Técnicamente no, pero tus lumbares estarán totalmente en desacuerdo. Nosotros cambiamos a nuestras gemelas en el sofá, en el suelo y en el maletero del coche durante un mes, antes de que me fastidiara tanto la espalda que tuve que ir arrastrándome a la cocina. Hazte con una cómoda resistente que te llegue a la altura de la cintura, ponle encima un cambiador impermeable fácil de limpiar, y ahórrate una fortuna en visitas al osteópata.

¿Son de verdad peligrosos los calentadores de toallitas?
No soy microbiólogo, pero mantener una caja oscura y húmeda constantemente caliente me parece una forma excelente de cultivar bacterias. Aparte de que seca las toallitas, a tu bebé le da igual que estén frías. Ya está furioso porque te estás metiendo con su pañal; una toallita tibia no va a firmar ningún tratado de paz.

¿Cuándo necesitan los bebés llevar zapatos de verdad?
Cuando caminan al aire libre por superficies que puedan tener cristales o heces de perro. Literalmente, solo para eso. Dentro de casa, sus piececitos raros necesitan agarrarse al suelo para aprender a mantener el equilibrio, así que todo lo que necesitas durante su primer año es llevarlos descalzos o con calcetines antideslizantes.

¿Cuántos bodys gasta realmente un recién nacido al día?
Depende por completo de lo explosiva que sea su digestión, pero una estimación conservadora sería de tres a cuatro.

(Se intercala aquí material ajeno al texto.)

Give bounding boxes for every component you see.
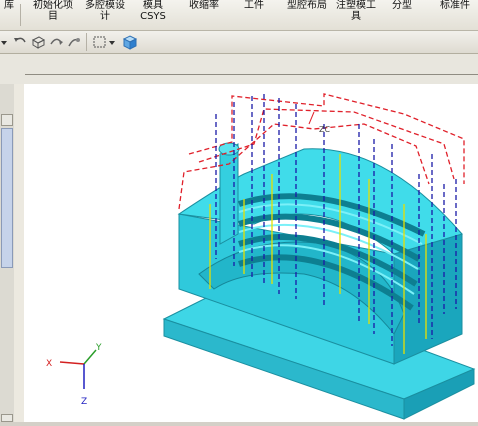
scrollbar-thumb[interactable] — [1, 128, 13, 268]
shrinkage-button[interactable]: 收缩率 — [186, 0, 222, 30]
scroll-up-button[interactable] — [1, 114, 13, 126]
ribbon-bar: 库 初始化项 目 多腔模设 计 模具 CSYS 收缩率 工件 型腔布局 注塑模工… — [0, 0, 478, 31]
cube-wire-icon[interactable] — [30, 34, 46, 50]
multi-cavity-design-button[interactable]: 多腔模设 计 — [80, 0, 130, 30]
rotate-icon[interactable] — [48, 34, 64, 50]
divider — [25, 74, 478, 75]
parting-button[interactable]: 分型 — [390, 0, 414, 30]
cavity-layout-button[interactable]: 型腔布局 — [284, 0, 330, 30]
triad-z-label: Z — [81, 397, 87, 407]
navigator-panel — [0, 84, 15, 422]
toolbar-separator — [86, 33, 87, 51]
box-select-icon[interactable] — [92, 34, 108, 50]
viewport-frame — [14, 84, 24, 422]
triad-y-label: Y — [95, 343, 102, 353]
standard-parts-button[interactable]: 标准件 — [436, 0, 474, 30]
view-toolbar — [0, 31, 478, 54]
ribbon-separator — [20, 4, 21, 26]
mold-csys-button[interactable]: 模具 CSYS — [138, 0, 168, 30]
toolbar-strip — [0, 54, 478, 85]
view-triad: Y X Z — [46, 343, 102, 407]
model-csys-label: ZC — [319, 125, 330, 134]
workpiece-button[interactable]: 工件 — [242, 0, 266, 30]
mold-tools-button[interactable]: 注塑模工 具 — [332, 0, 380, 30]
pan-icon[interactable] — [66, 34, 82, 50]
triad-x-label: X — [46, 359, 52, 369]
dropdown-arrow-icon[interactable] — [108, 34, 116, 50]
ribbon-left-fragment[interactable]: 库 — [2, 0, 16, 30]
cad-model-view[interactable]: ZC Y X Z — [24, 84, 478, 422]
shaded-cube-icon[interactable] — [122, 34, 138, 50]
model-csys-axis — [308, 111, 315, 125]
initialize-project-button[interactable]: 初始化项 目 — [30, 0, 76, 30]
undo-icon[interactable] — [12, 34, 28, 50]
scroll-down-button[interactable] — [1, 414, 13, 422]
graphics-viewport[interactable]: ZC Y X Z — [24, 84, 478, 422]
dropdown-arrow-icon[interactable] — [0, 34, 8, 50]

Si coinciden con un mal momento de dentición o un virus estomacal, puedes llegar a usar seis. Cómpralos de algodón orgánico al por mayor, no compres nada que tenga botones complicados, y acepta que estarás poniendo lavadoras hasta el fin de los tiempos.

¿Vale la pena comprar una papelera especial para pañales?
Solo si vives en un piso muy pequeño donde el olor de un cubo de pedal normal va a impregnar toda tu existencia. Si tienes la energía para sacar la basura al contenedor principal todas las noches, un cubo normal con una tapa hermética funciona perfectamente y no te obliga a comprar los recambios específicos de plástico que cuestan un ojo de la cara.